The potential scope of Statistics Roundtable content is extensive; statistics applications in validation and QA activities are numerous.  Pharma and med device professionals use statistics to design and evaluate experiments, to characterize process data, to monitor ongoing performance, to determine significant differences, and many other applications – all of which add confidence and credibility to conclusions and decisions.  The proper use of statistics requires personnel with appropriate expertise.  Industry personnel with extensive education in statistics are part of all significant project activities to ensure correct application of statistics and credible decisions.  Per the FDA recommendation above (1), we must involve people with statistics expertise as appropriate to successfully accomplish our function responsibilities.

Just as statistics professionals must understand pharma project content to appropriately provide statistics applications, validation and QA personnel must likewise have reasonable understanding of fundamental statistics to effectively interact with statistics SMEs.  Pharma managers comment that their knowledge of statistics dates back to college courses, that language in statistics is too specialized and not understandable, and that they are intimidated by statistics mathematical expressions.  We utilize readily available software to accomplish statistics calculations, but really don’t understand why or what we are doing.

Our goal in Statistics Roundtable is to provide basic understanding of statistics concepts.  We intend to focus on fundamentals specific to GMP applications.  We will identify statistics concepts applicable to validation and QA and demonstrate their use in example problems.  Readers have opined their preference for case studies describing practical applications of theory; we intend to emphasize fundamental theory and problem-solving.  Our objectives are modest; it is unrealistic to expect readers to become statistics SMEs based on reading content in Statistics Roundtable.  Statisticians sometimes speak with terminology unknown to non-statisticians; we intend to overcome these language barriers in Statistics Roundtable content.  If we are able to provide a fundamental understanding of basic concepts -- confidence intervals, distributions, ANOVA, α and β errors, and similar concepts -- to facilitate meaningful communication between validation, QA and statistics professionals in the daily work environment, Statistics Roundtable will be a success.


The title Statistic Roundtable was selected to emphasize our desire for reader involvement in this forum.  We invite participation and contributions from industry professionals with statistics backgrounds to help in Statistics Roundtable.  We envision manuscripts with brief discussions of individual statistics topics followed by example calculations – brief, clear, and simple.  Joint submissions from project groups with project and statistics perspectives are most welcome.

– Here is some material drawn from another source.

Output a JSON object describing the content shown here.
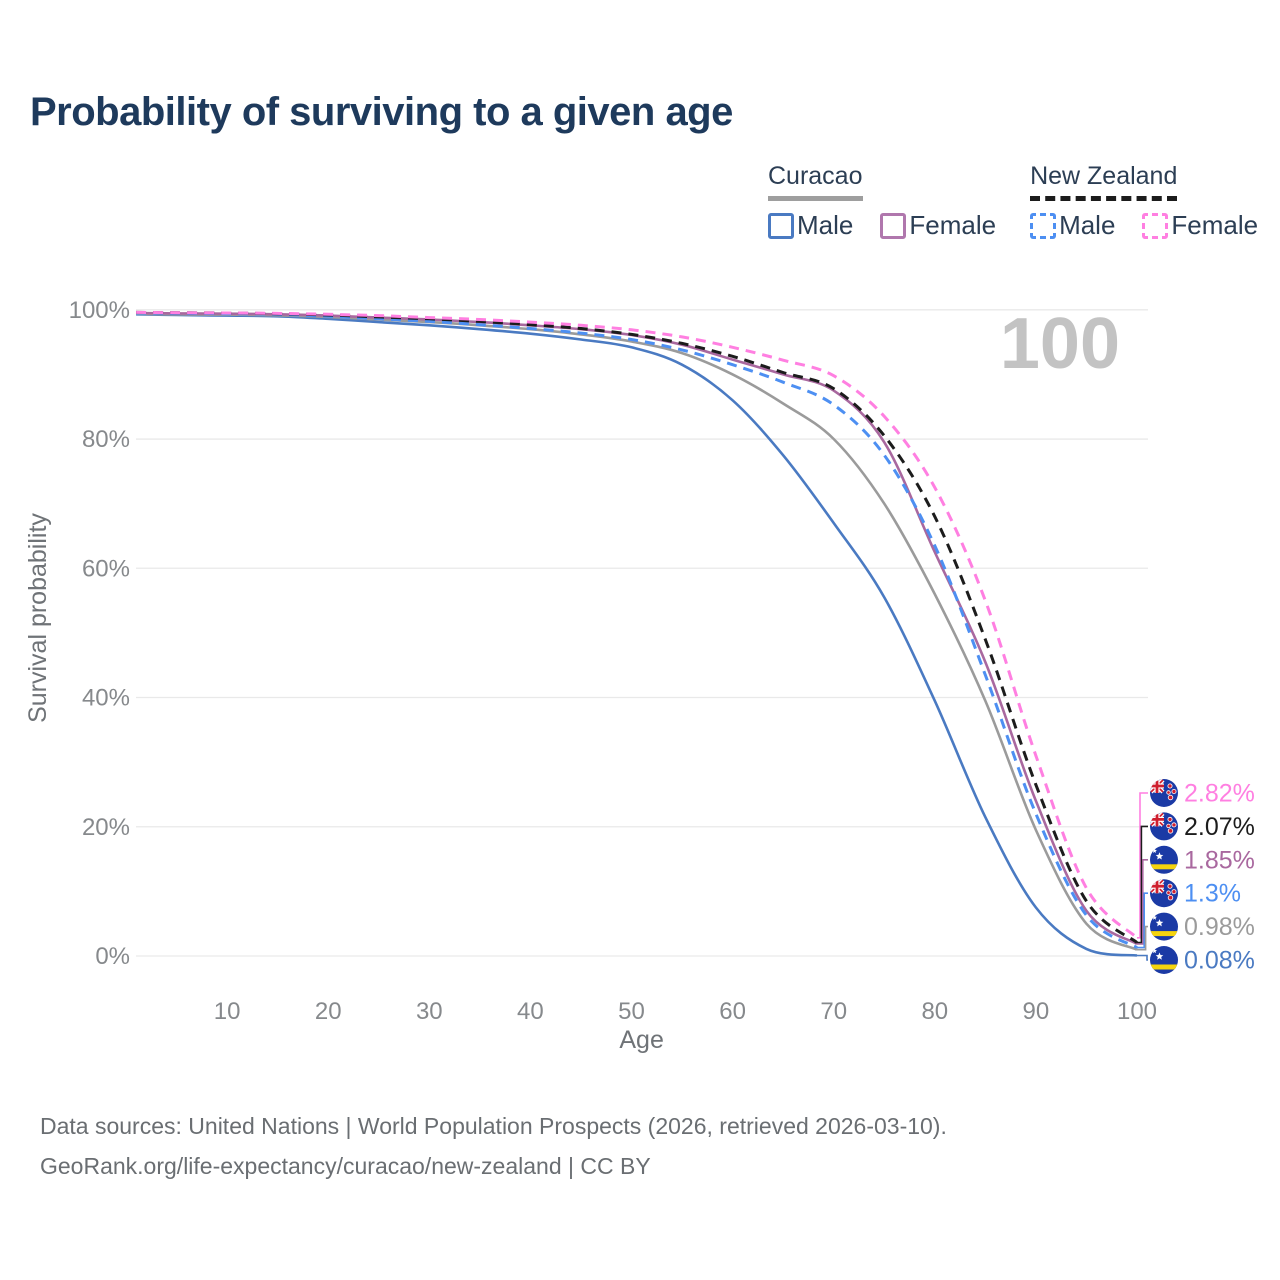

The multiple communication methods available through IVT will be utilized in Statistics Roundtable.  Journal submissions for publication in the Journal of Validation Technology and Journal of GXP Compliance are invited.  Blog discussions posted on the IVT Network are more informal and are also welcome.  IVT “Voices in Validation” podcasts provide visual and verbal discussion by individuals and groups; information sharing through IVT podcasts has been very well received and very successful.  Coupling written and podcast discussions have been effective methods of transmitting content and provide multiple preferred adult learning methods.  The IVT Network is currently experiencing tremendous growth in each of our communication vehicles; applying their outreach will contribute to general website value as well as providing contributing individuals with global visibility and recognition.  Please join us; Statistics Roundtable will be most successful when validation, quality, and statistics communities participate in this endeavor.  Please respond in the comments section below with ideas, suggestions, or topics for discussion.


  1. FDA.  Guidance for Industry.  Process Validation:  General Principles and Practices.  January 2011.
  2. Torbeck, Lynn.  Validation by Design®.  The Statistical Handbook for Pharmaceutical Process Validation.  PDA, Bethesda, MD, and DHI Publishing, River Grove, IL, 2010.